Being from Texas, I can count the number of snowmen I’ve built on one hand. Being from Texas, they were also about the size of said one hand. I did get the chance to slap together a bulbous yeti of truly epic proportions in college, though. I took so much pride in that dumb thing that I nearly tried to put a hit out on whomever kicked it down during that coldest of winter nights. I can identify with A Good Snowman Is Hard To Build‘s title, is what I’m saying. The game itself, however, is probably not what you’re expecting – a thing of snow-white relaxation and contemplation, not astute snowperson defense. It’s a simple yet wickedly challenging puzzler from Sokobond designer Alan Hazelden, with lovably, huggably soft personality to match.
Each snowperson has a name. A name! Awwwwwwwww.
The GIF is pretty indicative of what moment-to-moment gameplay looks like, but it doesn’t even begin to dive beneath the tip of this iceberg. I got my hands on a press demo and quickly found that, while AGSIHTB never stops being soothing, it won’t just hand over its bounties to a brain on auto-pilot. The game’s vibe, tone, and feel are all joyously snuggly, but your mind must be ready to squeeze like an anaconda.
In each grid-based area, you have three snowballs of three possible sizes. In order to assemble a good and properly proportioned snowperson, you need only stack one ball of each size atop one another, with biggest on bottom and smallest on top. Roll a snowball over a snow square and it’ll go up a size, a fact that’s often core to your puzzle solving efforts. Once a snowball hits size three, however, it cannot get any larger.
Meanwhile, if, say, two snow chunks reach size three, it’s probably best to hit R and reset a puzzle. There’s no way to melt, shrink, or laser-eye/fire breath them back down to size (worst monster ever). It’s about working methodically, considering each move in advance of making it, and then going, “Eureka!” well after you’ve created the body of a Snowman Centipede three or four times in a row.
The concept, at least, makes simple, immediate sense. No need for a tutorial. Levels, however (or world sections, really; the whole thing is one big interconnected park with multiple paths), throw up all sorts of seemingly mundane obstacles and snow/grass patterns, which end up raising the challenge ceiling at a brisk but not unmanageable pace.
Early puzzles required me to simply negotiate minor spacing issues. Maybe I’d need to use my biggest snowball to roll up snow and clear a path for the others (already appropriately sized) to reach it. My gumdrop silhouette monster would stack each uniquely sized slab just so, and then I was off to the next challenge. Easy peasy.

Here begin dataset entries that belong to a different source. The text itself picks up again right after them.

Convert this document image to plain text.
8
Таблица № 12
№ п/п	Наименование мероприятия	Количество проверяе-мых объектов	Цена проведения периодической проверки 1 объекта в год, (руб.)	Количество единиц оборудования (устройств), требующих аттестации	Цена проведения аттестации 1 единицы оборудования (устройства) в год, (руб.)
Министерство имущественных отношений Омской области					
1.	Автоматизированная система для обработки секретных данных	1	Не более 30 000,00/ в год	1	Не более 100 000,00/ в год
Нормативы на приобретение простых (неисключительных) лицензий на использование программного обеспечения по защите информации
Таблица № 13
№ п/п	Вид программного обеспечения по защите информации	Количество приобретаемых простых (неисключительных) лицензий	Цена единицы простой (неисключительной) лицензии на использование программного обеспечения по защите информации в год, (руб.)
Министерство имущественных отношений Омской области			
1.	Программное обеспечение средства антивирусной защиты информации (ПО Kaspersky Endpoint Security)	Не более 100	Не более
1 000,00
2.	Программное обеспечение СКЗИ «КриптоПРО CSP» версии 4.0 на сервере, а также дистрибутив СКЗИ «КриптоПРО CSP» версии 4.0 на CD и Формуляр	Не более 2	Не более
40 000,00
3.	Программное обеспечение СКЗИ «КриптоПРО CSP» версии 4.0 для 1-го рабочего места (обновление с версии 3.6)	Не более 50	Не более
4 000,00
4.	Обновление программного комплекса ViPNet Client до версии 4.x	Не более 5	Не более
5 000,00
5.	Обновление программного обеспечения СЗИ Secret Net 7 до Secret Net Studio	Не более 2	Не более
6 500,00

But then nefariously arrayed park benches entered the picture. And sandboxes. And birdhouses. And shrubsssssssssss. Suddenly, snowballs could get caught in various grid rows, or I could accidentally wall myself off from being able to solve a puzzle, or I couldn’t simply stack each slab in a nice, orderly, god-fearing line. The kid gloves came off, and frost began to lick at my fingertips.
Even then, however, AGSIHTB managed to preserve its simple complexity. I’d approach each new challenge thinking, “Oh thank goodness, this one looks slightly less abominable than the last.” Then it would surprise me. The demo’s difficulty was deceptive, the sort that doesn’t initially lead one to believe it’s all a lost cause. And then, just as I was about to give up, I’d figure out some wily new trick like stacking a size one snowball onto a size three, then shoving it off the size three so it’d end up on its opposite side.

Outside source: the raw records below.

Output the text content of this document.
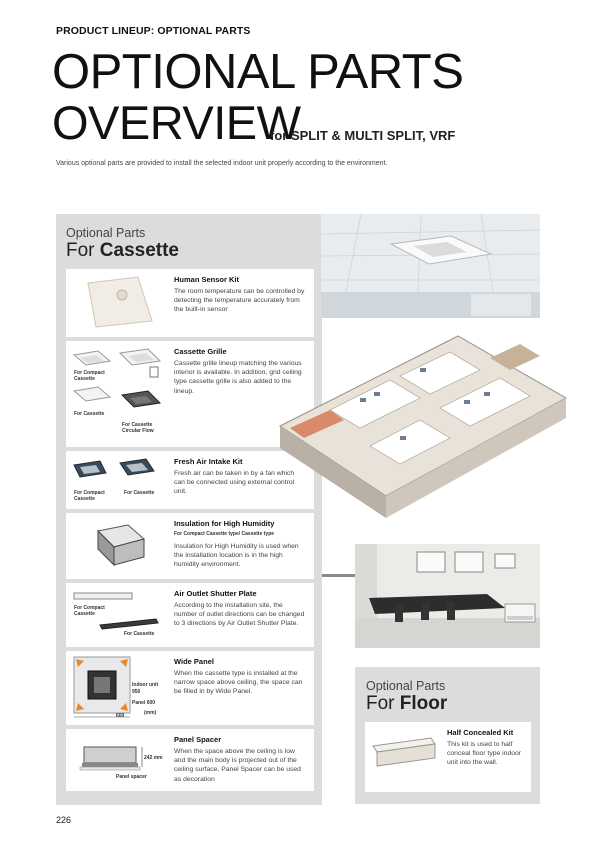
PRODUCT LINEUP: OPTIONAL PARTS
OPTIONAL PARTS
OVERVIEW
for SPLIT & MULTI SPLIT, VRF
Various optional parts are provided to install the selected indoor unit properly according to the environment.
Optional Parts
For Cassette
Human Sensor Kit
The room temperature can be controlled by detecting the temperature accurately from the built-in sensor
For Compact Cassette
For Cassette
For Cassette Circular Flow
Cassette Grille
Cassette grille lineup matching the various interior is available. In addition, grid ceiling type cassette grille is also added to the lineup.
For Compact Cassette
For Cassette
Fresh Air Intake Kit
Fresh air can be taken in by a fan which can be connected using external control unit.
Insulation for High Humidity
For Compact Cassette type/ Cassette type
Insulation for High Humidity is used when the installation location is in the high humidity environment.
For Compact Cassette
For Cassette
Air Outlet Shutter Plate
According to the installation site, the number of outlet directions can be changed to 3 directions by Air Outlet Shutter Plate.
Indoor unit
950
Panel 600
(mm)
600
Wide Panel
When the cassette type is installed at the narrow space above ceiling, the space can be filled in by Wide Panel.
242 mm
Panel spacer
Panel Spacer
When the space above the ceiling is low and the main body is projected out of the ceiling surface, Panel Spacer can be used as decoration
Optional Parts
For Floor
Half Concealed Kit
This kit is used to half conceal floor type indoor unit into the wall.
226
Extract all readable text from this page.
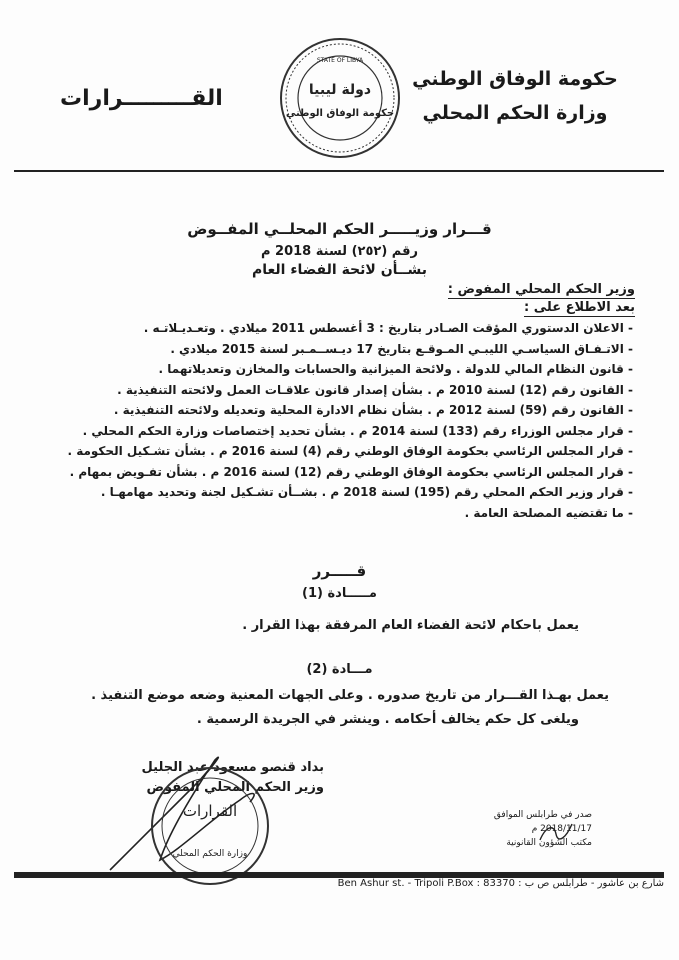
حكومة الوفاق الوطني
وزارة الحكم المحلي
القـــــــــرارات
STATE OF LIBYA
دولة ليبيا
حكومة الوفاق الوطني
قـــرار وزيـــــر الحكم المحلــي المفــوض
رقم (٢٥٢) لسنة 2018 م
بشــأن لائحة الفضاء العام
وزير الحكم المحلي المفوض :
بعد الاطلاع على :
- الاعلان الدستوري المؤقت الصـادر بتاريخ : 3 أغسطس 2011 ميلادي . وتعـديـلاتـه .
- الاتـفـاق السياسـي الليبـي المـوقـع بتاريخ 17 ديـســمـبر لسنة 2015 ميلادي .
- قانون النظام المالي للدولة . ولائحة الميزانية والحسابات والمخازن وتعديلاتهما .
- القانون رقم (12) لسنة 2010 م . بشأن إصدار قانون علاقـات العمل ولائحته التنفيذية .
- القانون رقم (59) لسنة 2012 م . بشأن نظام الادارة المحلية وتعديله ولائحته التنفيذية .
- قرار مجلس الوزراء رقم (133) لسنة 2014 م . بشأن تحديد إختصاصات وزارة الحكم المحلي .
- قرار المجلس الرئاسي بحكومة الوفاق الوطني رقم (4) لسنة 2016 م . بشأن تشـكيل الحكومة .
- قرار المجلس الرئاسي بحكومة الوفاق الوطني رقم (12) لسنة 2016 م . بشأن تفـويض بمهام .
- قرار وزير الحكم المحلي رقم (195) لسنة 2018 م . بشــأن تشـكيل لجنة وتحديد مهامهـا .
- ما تقتضيه المصلحة العامة .
قـــــرر
مـــــادة (1)
يعمل باحكام لائحة الفضاء العام المرفقة بهذا القرار .
مـــادة (2)
يعمل بهـذا القـــرار من تاريخ صدوره . وعلى الجهات المعنية وضعه موضع التنفيذ .
ويلغى كل حكم يخالف أحكامه . وينشر في الجريدة الرسمية .
بداد قنصو مسعود عبد الجليل
وزير الحكم المحلي المفوض
القرارات
وزارة الحكم المحلي
صدر في طرابلس الموافق 2018/11/17 م
مكتب الشؤون القانونية
شارع بن عاشور - طرابلس ص ب : Ben Ashur st. - Tripoli P.Box : 83370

That trick was an easy way around embiggening a size one snowball, well, at all. Often necessary, in other words – though not always required. Some puzzles struck me as more linear than others, but I came across a few where I could’ve easily rolled my way to three or four different solutions. Paired with the fact that at least two puzzles tended to be open for solving at any given moment, that kept my frustration to an absolute minimum.
Plus, how could I not smile when a snowperson – once three lifeless hunks of sloughing slush – suddenly sprang to life upon completion? My monster would shout its name (every snowperson has a name) in excitement as it sprouted a unique face and itsy bitsy articles of clothing. It was the cutest thing, a moment that yielded so much personality with so few words actually spoken. Same with the almost disdainfully sloppy way my monster would shove snowballs from atop each other, like a perturbed toddler or a perturbed (and perhaps slightly drunk) me. I have never wanted to hug a videogame so badly in my life.

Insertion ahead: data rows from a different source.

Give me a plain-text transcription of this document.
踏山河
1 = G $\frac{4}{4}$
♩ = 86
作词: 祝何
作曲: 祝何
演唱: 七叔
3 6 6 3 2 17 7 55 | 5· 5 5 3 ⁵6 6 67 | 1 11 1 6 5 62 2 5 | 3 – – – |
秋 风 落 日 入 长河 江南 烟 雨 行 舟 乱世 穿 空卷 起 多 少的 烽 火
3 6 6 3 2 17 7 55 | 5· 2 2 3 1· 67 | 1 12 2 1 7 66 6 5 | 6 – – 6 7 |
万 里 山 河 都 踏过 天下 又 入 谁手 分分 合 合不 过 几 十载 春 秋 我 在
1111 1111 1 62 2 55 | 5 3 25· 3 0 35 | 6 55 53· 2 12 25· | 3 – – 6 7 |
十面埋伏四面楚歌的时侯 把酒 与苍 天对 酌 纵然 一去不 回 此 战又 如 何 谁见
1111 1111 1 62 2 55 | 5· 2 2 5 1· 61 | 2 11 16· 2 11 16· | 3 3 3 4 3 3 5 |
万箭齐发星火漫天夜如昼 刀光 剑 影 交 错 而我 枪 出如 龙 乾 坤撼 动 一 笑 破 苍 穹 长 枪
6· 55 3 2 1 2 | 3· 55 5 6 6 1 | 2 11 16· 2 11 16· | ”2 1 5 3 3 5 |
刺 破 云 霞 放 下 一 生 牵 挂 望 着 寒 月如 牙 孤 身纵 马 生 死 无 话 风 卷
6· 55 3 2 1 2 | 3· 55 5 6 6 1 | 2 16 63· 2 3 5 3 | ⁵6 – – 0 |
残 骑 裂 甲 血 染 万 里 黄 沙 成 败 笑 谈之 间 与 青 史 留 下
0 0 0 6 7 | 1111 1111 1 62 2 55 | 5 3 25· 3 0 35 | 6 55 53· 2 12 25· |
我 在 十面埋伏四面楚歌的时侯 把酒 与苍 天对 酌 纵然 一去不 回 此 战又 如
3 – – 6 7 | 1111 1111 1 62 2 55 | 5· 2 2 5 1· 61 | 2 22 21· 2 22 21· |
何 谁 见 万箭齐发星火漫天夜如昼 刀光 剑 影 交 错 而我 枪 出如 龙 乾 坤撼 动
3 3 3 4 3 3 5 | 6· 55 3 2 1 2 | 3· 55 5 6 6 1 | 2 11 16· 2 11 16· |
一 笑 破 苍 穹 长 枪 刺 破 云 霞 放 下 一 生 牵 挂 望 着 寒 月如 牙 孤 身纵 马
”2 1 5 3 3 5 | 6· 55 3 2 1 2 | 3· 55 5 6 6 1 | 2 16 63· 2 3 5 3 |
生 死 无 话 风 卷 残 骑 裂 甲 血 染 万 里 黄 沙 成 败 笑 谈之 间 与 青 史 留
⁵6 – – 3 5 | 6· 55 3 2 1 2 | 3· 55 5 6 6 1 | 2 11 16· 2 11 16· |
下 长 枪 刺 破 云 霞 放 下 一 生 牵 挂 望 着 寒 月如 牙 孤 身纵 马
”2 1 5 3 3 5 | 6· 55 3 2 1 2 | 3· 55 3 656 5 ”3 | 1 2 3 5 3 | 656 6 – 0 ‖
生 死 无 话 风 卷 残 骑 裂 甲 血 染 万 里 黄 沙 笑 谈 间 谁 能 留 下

I really like what I’ve played of A Good Snowman Is Hard To Build so far. It won’t roll puzzling as we know it into an entirely new shape, but perhaps it will give the genre a dainty little hat and a carrot for a nose. Part of me worries that the game’s Santa-Claus-esque bag of tricks will quickly run dry (how many ways can you vary up such a simple formula?), but that’s more of a speculative concern than a forecasted fear at this point.
A Good Snowman Is Hard To Build will be out “eventually.” Given that it began life as a Christmas project that then took on a life of its own, one would assume that it won’t be too much longer. At this point, though, who snows?